There is, however, no justice in the world. Wani and Ibrahim remained in Khartoum and waited for Ibrahim’s visa to be approved, but up until today, this American citizen has not received permission to bring home his wife – and now also his son, who is by virtue of his father a U.S. citizen. “I have tried to apply for papers to travel to the USA with my wife and child, but the American Embassy in Sudan did not help me,” Wani told Morning Star News. And on Thursday, May 15, Ibrahim was sentenced to be hanged for apostasy.
Ibrahim has been a Christian her whole life. She was brought up, first in western Sudan, and then in Khartoum, in the Ethiopian Orthodox faith of her Ethiopian mother. But she had the misfortune of having a Sudanese Muslim father. Even though her father abandoned the family when she was 6 years old, in the eyes of Shariah, she is a Muslim. Therefore, she is an apostate for not practicing Islam. Unbelievably, she and little Martin, have been incarcerated since February at Omdurman Women’s Prison in Khartoum.

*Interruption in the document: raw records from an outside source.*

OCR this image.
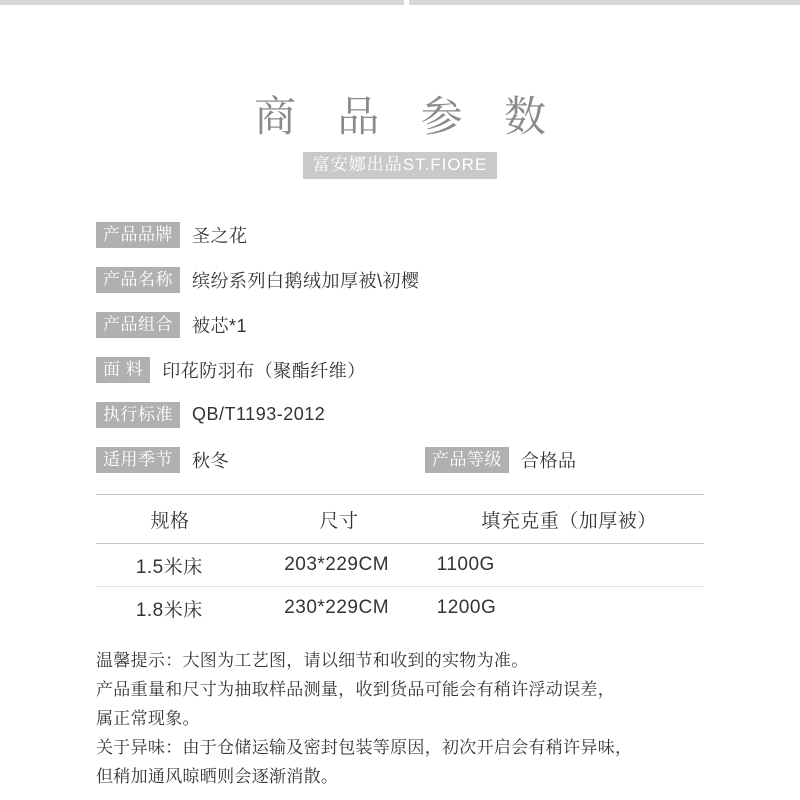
商 品 参 数
富安娜出品ST.FIORE
产品品牌	圣之花
产品名称	缤纷系列白鹅绒加厚被\初樱
产品组合	被芯*1
面 料	印花防羽布（聚酯纤维）
执行标准	QB/T1193-2012
适用季节	秋冬	产品等级	合格品
规格	尺寸	填充克重（加厚被）
1.5米床	203*229CM	1100G
1.8米床	230*229CM	1200G
温馨提示：大图为工艺图，请以细节和收到的实物为准。
产品重量和尺寸为抽取样品测量，收到货品可能会有稍许浮动误差，
属正常现象。
关于异味：由于仓储运输及密封包装等原因，初次开启会有稍许异味，
但稍加通风晾晒则会逐渐消散。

While Ibrahim was waiting for the U.S. government to grant her a spousal visa, Amnesty International, which is highlighting Ibrahim’s case, says that a distant relative accused her of adultery and reported her to the authorities in August 2013. Ibrahim’s marriage to Wani, a South Sudanese Christian, is not recognized under Shariah. Ibrahim then attempted to defend herself by explaining that she was not a Muslim. This past February she provided to the court her marriage certificate that listed her as a Christian, and the location of the wedding as a church in Khartoum. But this resulted in the young wife and mother being charged with apostasy. The charges fall under Sudan’s Shariah-based Criminal Code, Articles 126 (apostasy) and 146 (adultery). The apostasy sentence carries a punishment of flogging – 100 lashes.